The red herring: Where is Alarm.com in the IPO process now?

The red herring: Where is Alarm.com in the IPO process now? We got some new information about the Alarm.com IPO on Monday, June 15, when the interactive service provider filed its preliminary prospectus for its IPO. It will offer 7 million shares of Alarm.com for “between $13 and $15 per share,” according to the document. Assuming shares go for $14, Alarm.com will raise $98 million.

Monday's announcement comes about three weeks after its May 22 IPO S-1 filing with the SEC, which was valued at $75 million. Here's my report on that filing.

Why did the value of the IPO change in three weeks and what's the prognosis here? To get up to speed on Alarm.com's  IPO process and what to expect in coming weeks, I made a few calls to some friendly finance mavens for an IPO primer.

Below is what I learned.

The first step, which Alarm.com took on May 22, is the filing of its S-1 with the SEC. That's the 250-page tome that commandeered my office printer for a while and is now sitting on a shelf in my office. As part of the filing, Alarm.com has to provide various required documents to the SEC and to the other organizations. They also have to choose underwriters.

Who are these underwriters?  They're investment banks that agree to underwrite or take risk on the new shares. In the Alarm.com case, the underwriters are –well, about every bank you've ever heard of: Goldman, Sachs & Co.; Credit Suisse; BofA; Merrill Lynch; Stifel; Raymond James; William Blair; and Imperial Capital.

What do the underwriters do? It's their obligation to stand behind the stock in the IPO process. They weigh in on the preliminary prospectus, particularly on the business description. Did I mention that the preliminary prospectus is a second 250-page document, which I did not print out.

Between the S-1 and the preliminary prospectus, the estimated value of the IPO went from $75 million in the S-1 filing to $98 million in the preliminary prospectus. That jump represents what the lead underwriter believes the market will bear.

The preliminary prospectus has another name. It's called a “red herring.” Not a very flattering name for a document you're going to base an investment on, if you ask me. But that's because I didn't know the third definition of red herring until today.

Here are three possible meanings for a red herring:

1. A smoked fish, which is red and has a pungent smell.
2. Something intended to divert attention from the real problem or matter at hand; a misleading clue.
3. Also called red-herring prospectus. Finance. a tentative prospectus circulated by the underwriters of a new issue of stocks or bonds that is pending approval by the U.S. Securities and Exchange Commission: so called because the front cover of such a prospectus must carry a special notice printed in red.
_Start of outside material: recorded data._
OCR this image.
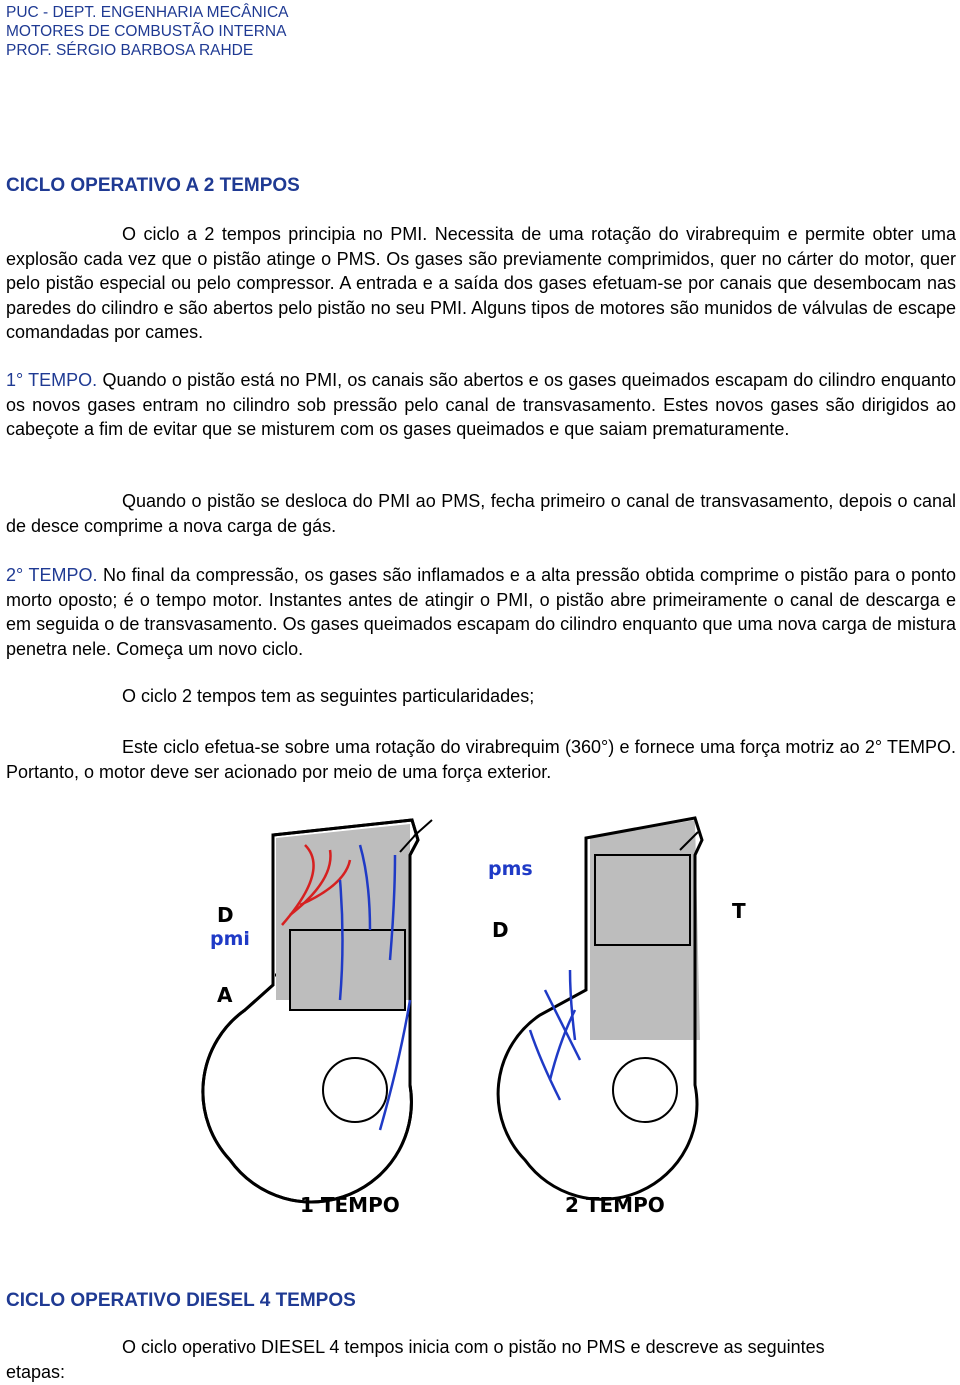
PUC - DEPT. ENGENHARIA MECÂNICA
MOTORES DE COMBUSTÃO INTERNA
PROF. SÉRGIO BARBOSA RAHDE
CICLO OPERATIVO A 2 TEMPOS
O ciclo a 2 tempos principia no PMI. Necessita de uma rotação do virabrequim e permite obter uma explosão cada vez que o pistão atinge o PMS. Os gases são previamente comprimidos, quer no cárter do motor, quer pelo pistão especial ou pelo compressor. A entrada e a saída dos gases efetuam-se por canais que desembocam nas paredes do cilindro e são abertos pelo pistão no seu PMI. Alguns tipos de motores são munidos de válvulas de escape comandadas por cames.
1° TEMPO. Quando o pistão está no PMI, os canais são abertos e os gases queimados escapam do cilindro enquanto os novos gases entram no cilindro sob pressão pelo canal de transvasamento. Estes novos gases são dirigidos ao cabeçote a fim de evitar que se misturem com os gases queimados e que saiam prematuramente.
Quando o pistão se desloca do PMI ao PMS, fecha primeiro o canal de transvasamento, depois o canal de desce comprime a nova carga de gás.
2° TEMPO. No final da compressão, os gases são inflamados e a alta pressão obtida comprime o pistão para o ponto morto oposto; é o tempo motor. Instantes antes de atingir o PMI, o pistão abre primeiramente o canal de descarga e em seguida o de transvasamento. Os gases queimados escapam do cilindro enquanto que uma nova carga de mistura penetra nele. Começa um novo ciclo.
O ciclo 2 tempos tem as seguintes particularidades;
Este ciclo efetua-se sobre uma rotação do virabrequim (360°) e fornece uma força motriz ao 2° TEMPO. Portanto, o motor deve ser acionado por meio de uma força exterior.
D
pmi
A
pms
D
T
1 TEMPO	2 TEMPO
CICLO OPERATIVO DIESEL 4 TEMPOS
O ciclo operativo DIESEL 4 tempos inicia com o pistão no PMS e descreve as seguintes
etapas:
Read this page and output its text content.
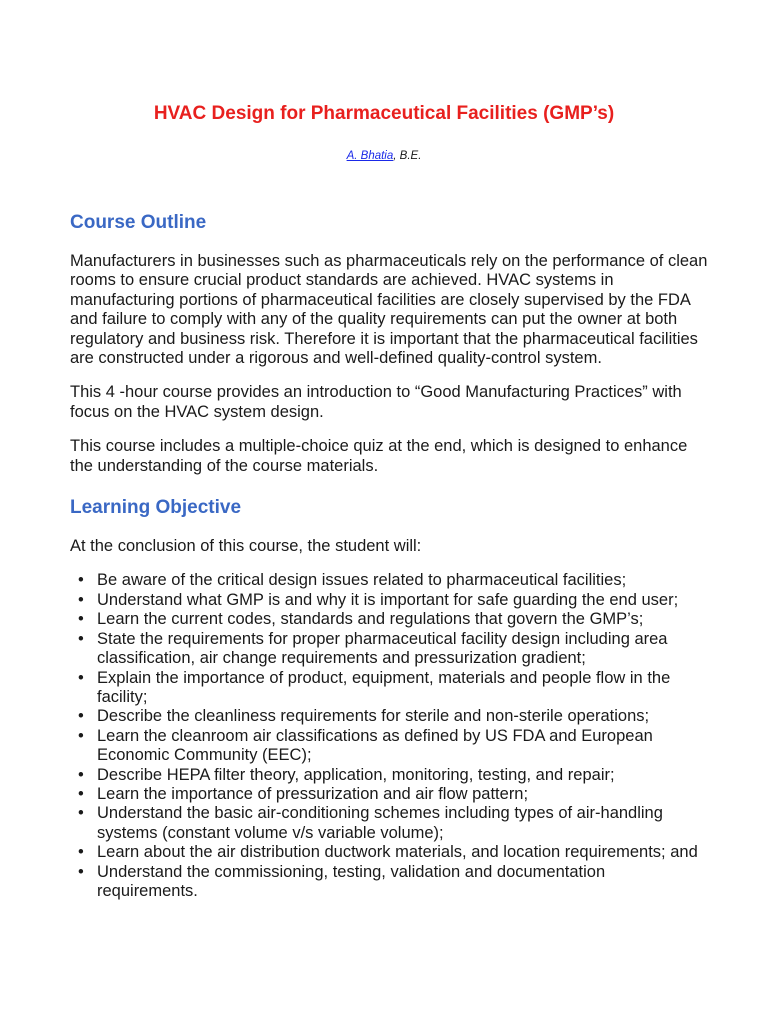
HVAC Design for Pharmaceutical Facilities (GMP’s)
A. Bhatia, B.E.
Course Outline

Manufacturers in businesses such as pharmaceuticals rely on the performance of clean rooms to ensure crucial product standards are achieved. HVAC systems in manufacturing portions of pharmaceutical facilities are closely supervised by the FDA and failure to comply with any of the quality requirements can put the owner at both regulatory and business risk. Therefore it is important that the pharmaceutical facilities are constructed under a rigorous and well-defined quality-control system.

This 4 -hour course provides an introduction to “Good Manufacturing Practices” with focus on the HVAC system design.

This course includes a multiple-choice quiz at the end, which is designed to enhance the understanding of the course materials.

Learning Objective

At the conclusion of this course, the student will:

• Be aware of the critical design issues related to pharmaceutical facilities;
• Understand what GMP is and why it is important for safe guarding the end user;
• Learn the current codes, standards and regulations that govern the GMP’s;
• State the requirements for proper pharmaceutical facility design including area classification, air change requirements and pressurization gradient;
• Explain the importance of product, equipment, materials and people flow in the facility;
• Describe the cleanliness requirements for sterile and non-sterile operations;
• Learn the cleanroom air classifications as defined by US FDA and European Economic Community (EEC);
• Describe HEPA filter theory, application, monitoring, testing, and repair;
• Learn the importance of pressurization and air flow pattern;
• Understand the basic air-conditioning schemes including types of air-handling systems (constant volume v/s variable volume);
• Learn about the air distribution ductwork materials, and location requirements; and
• Understand the commissioning, testing, validation and documentation requirements.
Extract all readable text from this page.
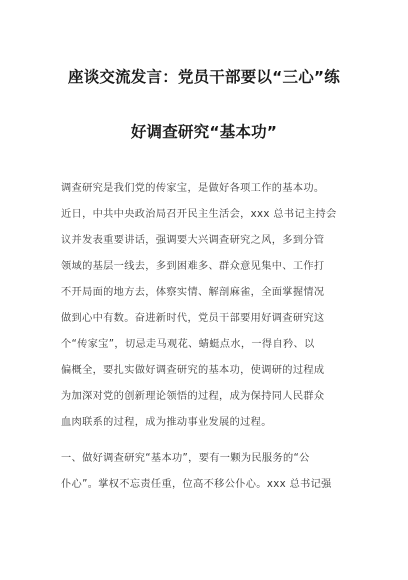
座谈交流发言：党员干部要以“三心”练
好调查研究“基本功”
调查研究是我们党的传家宝，是做好各项工作的基本功。
近日，中共中央政治局召开民主生活会，xxx 总书记主持会
议并发表重要讲话，强调要大兴调查研究之风，多到分管
领域的基层一线去，多到困难多、群众意见集中、工作打
不开局面的地方去，体察实情、解剖麻雀，全面掌握情况
做到心中有数。奋进新时代，党员干部要用好调查研究这
个“传家宝”，切忌走马观花、蜻蜓点水，一得自矜、以
偏概全，要扎实做好调查研究的基本功，使调研的过程成
为加深对党的创新理论领悟的过程，成为保持同人民群众
血肉联系的过程，成为推动事业发展的过程。
一、做好调查研究“基本功”，要有一颗为民服务的“公
仆心”。掌权不忘责任重，位高不移公仆心。xxx 总书记强
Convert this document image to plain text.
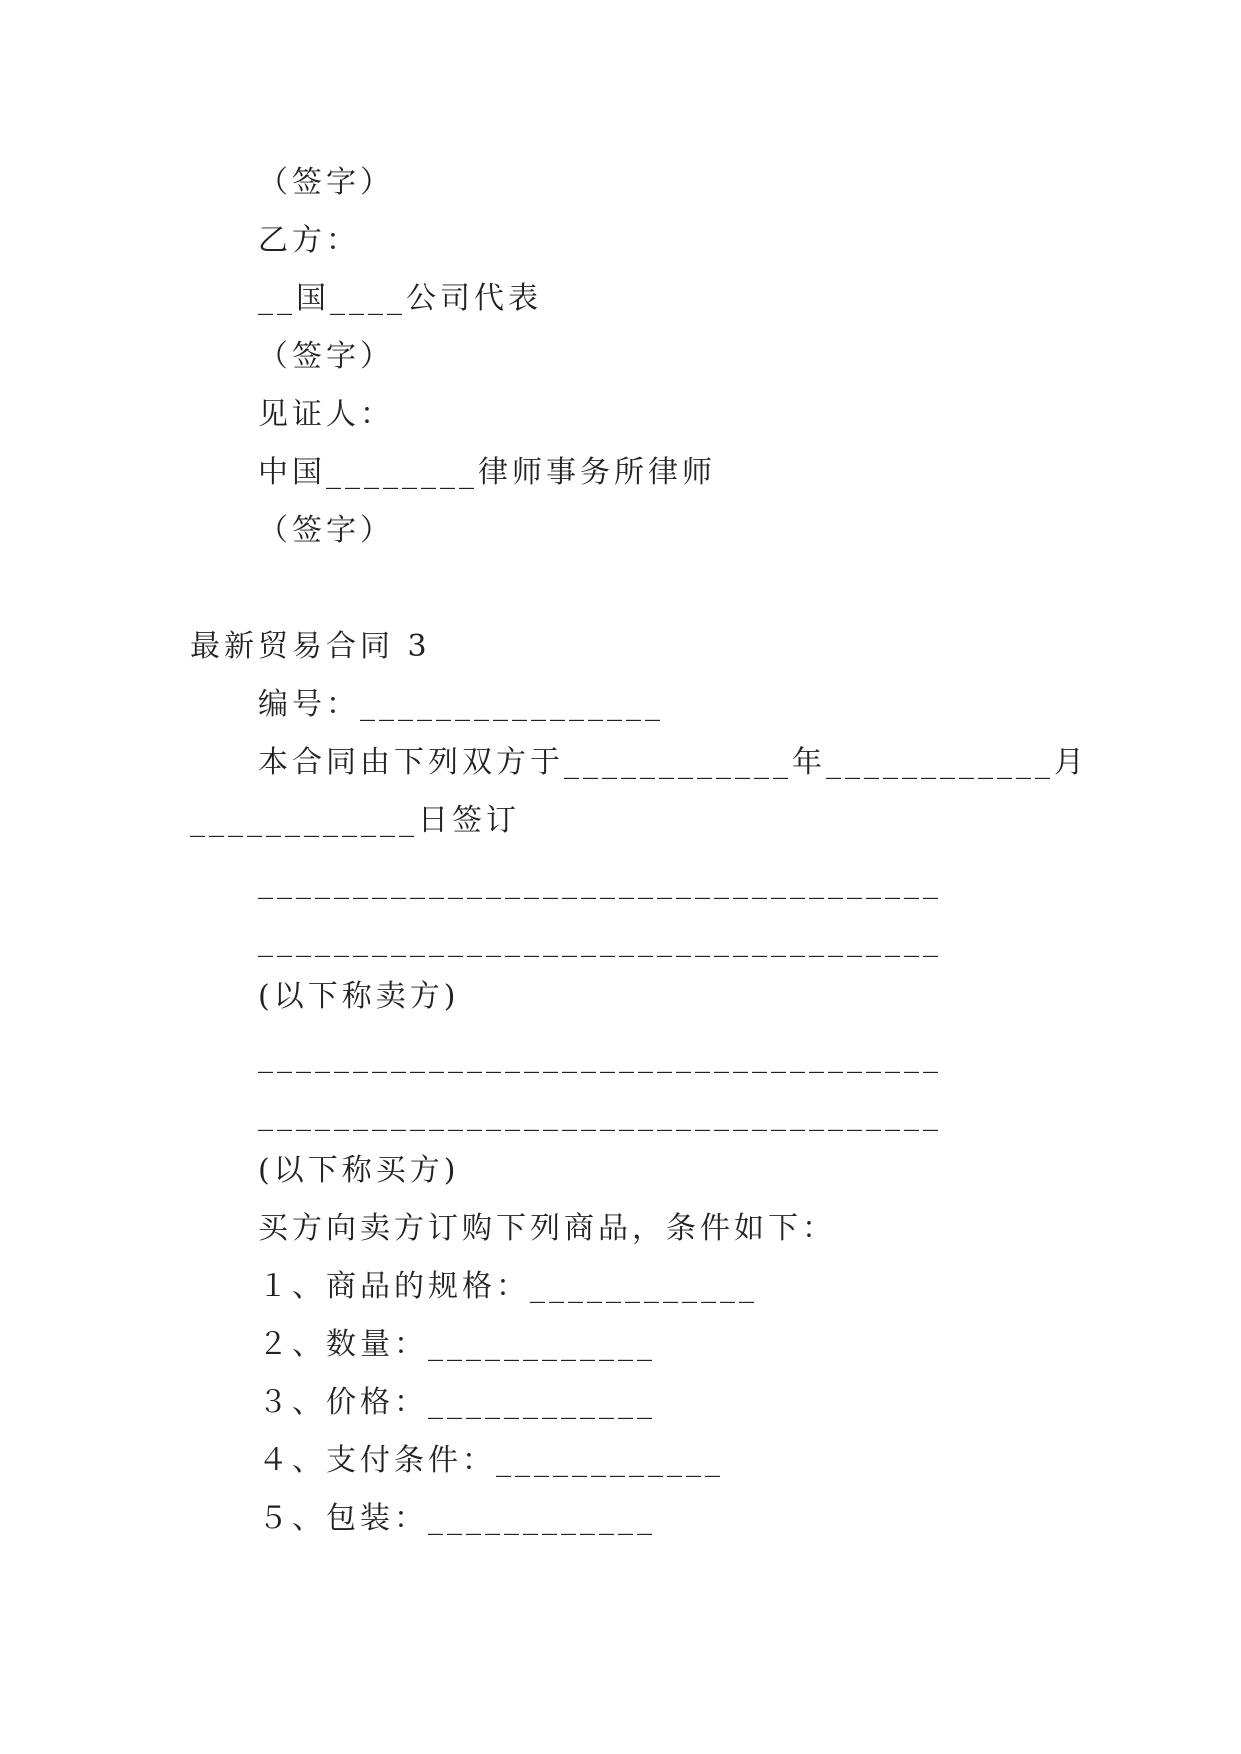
（签字）
乙方：
__国____公司代表
（签字）
见证人：
中国________律师事务所律师
（签字）
最新贸易合同 3
编号：________________
本合同由下列双方于____________年____________月
____________日签订
____________________________________
____________________________________
(以下称卖方)
____________________________________
____________________________________
(以下称买方)
买方向卖方订购下列商品，条件如下：
１、商品的规格：____________
２、数量：____________
３、价格：____________
４、支付条件：____________
５、包装：____________
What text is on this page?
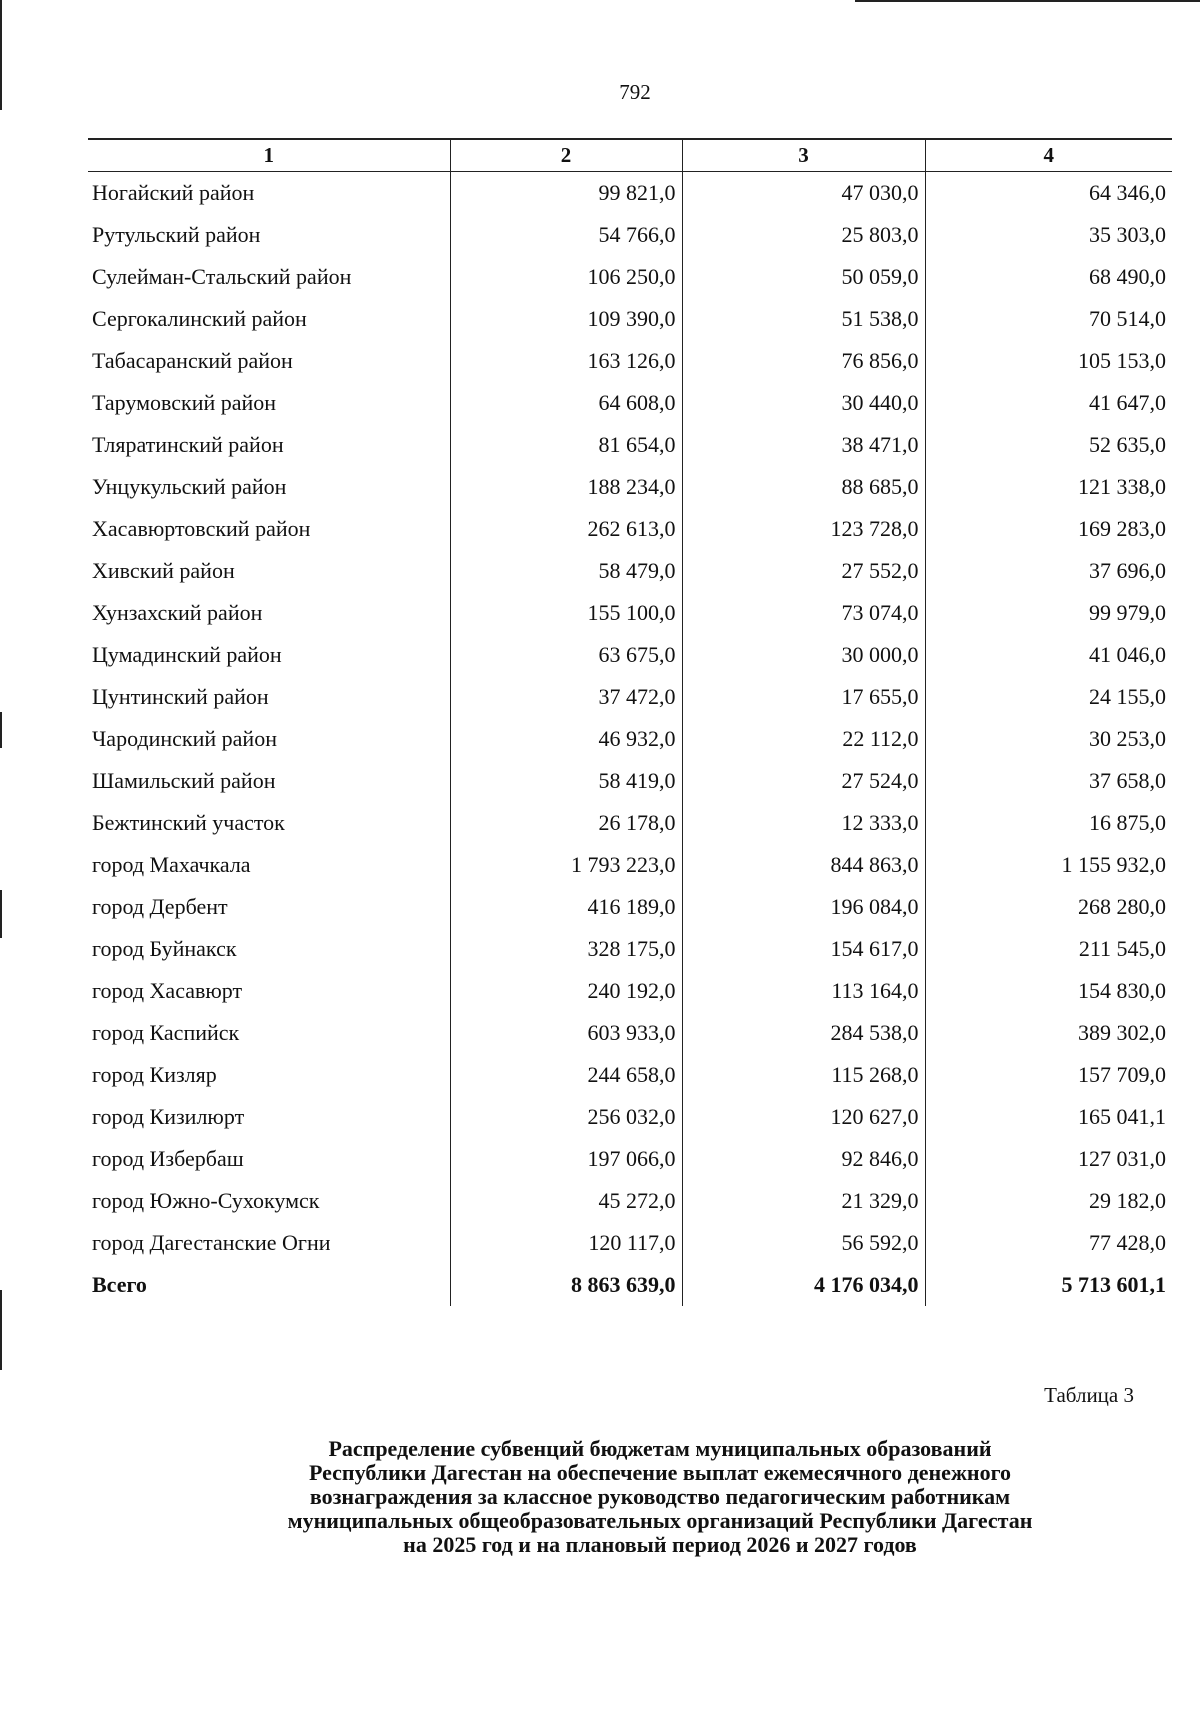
792
1	2	3	4
Ногайский район	99 821,0	47 030,0	64 346,0
Рутульский район	54 766,0	25 803,0	35 303,0
Сулейман-Стальский район	106 250,0	50 059,0	68 490,0
Сергокалинский район	109 390,0	51 538,0	70 514,0
Табасаранский район	163 126,0	76 856,0	105 153,0
Тарумовский район	64 608,0	30 440,0	41 647,0
Тляратинский район	81 654,0	38 471,0	52 635,0
Унцукульский район	188 234,0	88 685,0	121 338,0
Хасавюртовский район	262 613,0	123 728,0	169 283,0
Хивский район	58 479,0	27 552,0	37 696,0
Хунзахский район	155 100,0	73 074,0	99 979,0
Цумадинский район	63 675,0	30 000,0	41 046,0
Цунтинский район	37 472,0	17 655,0	24 155,0
Чародинский район	46 932,0	22 112,0	30 253,0
Шамильский район	58 419,0	27 524,0	37 658,0
Бежтинский участок	26 178,0	12 333,0	16 875,0
город Махачкала	1 793 223,0	844 863,0	1 155 932,0
город Дербент	416 189,0	196 084,0	268 280,0
город Буйнакск	328 175,0	154 617,0	211 545,0
город Хасавюрт	240 192,0	113 164,0	154 830,0
город Каспийск	603 933,0	284 538,0	389 302,0
город Кизляр	244 658,0	115 268,0	157 709,0
город Кизилюрт	256 032,0	120 627,0	165 041,1
город Избербаш	197 066,0	92 846,0	127 031,0
город Южно-Сухокумск	45 272,0	21 329,0	29 182,0
город Дагестанские Огни	120 117,0	56 592,0	77 428,0
Всего	8 863 639,0	4 176 034,0	5 713 601,1
Таблица 3
Распределение субвенций бюджетам муниципальных образований
Республики Дагестан на обеспечение выплат ежемесячного денежного
вознаграждения за классное руководство педагогическим работникам
муниципальных общеобразовательных организаций Республики Дагестан
на 2025 год и на плановый период 2026 и 2027 годов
Now we're ready for the next step: The road show. “Red herring” in hand, the underwriters and Alarm.com folks visit big cities and talk to investors about how great Alarm.com is.

The roadshow will last one- to two weeks while underwriters "build a book"—that is, compile a list of potential investors. Their goal is to build the book to well beyond what they need to sell. So if they have to sell 7 million shares, for example, they want to get orders of more than 7 million. That's because in the aftermarket, there are people who may flip the stock for a small profit.

Most of the stock will still be owned by the Alarm.com management and their private equity investors. Those guys cannot sell the stock for a certain period of time—roughly 150 days.

Typically an IPO represents only 25- to 40 percent of the value of the company sold to the public. The public shareholders are the ones who could possibly flip the stock. Still, it's good to have lots of orders for the stock above and beyond what's required. It stabilizes the price in the case of flippers.

Once the underwriters are comfortable that the book is robust enough, the IPO happens.

About a week after the IPO, the final prospectus comes out and anyone who owns stock gets this final prospectus.  It is no longer a red herring! It includes information on final commissions, who sold what stock, disclosures about how much the underwriters got paid, and ultimately the net proceeds.

Alarm.com and the underwriters are in road trip mode now. If all goes well the IPO should happen by the end of the month. In the first week or so of July, we should have a new and improved number on the value of the IPO and the fully diluted market value for Alarm.com.

According to the red herring prospectus, the common stock to be outstanding after this IPO will be 44,846,440 shares. The underwriters will get a 30-day over- allotment option to purchase up to an additional 525,000 shares.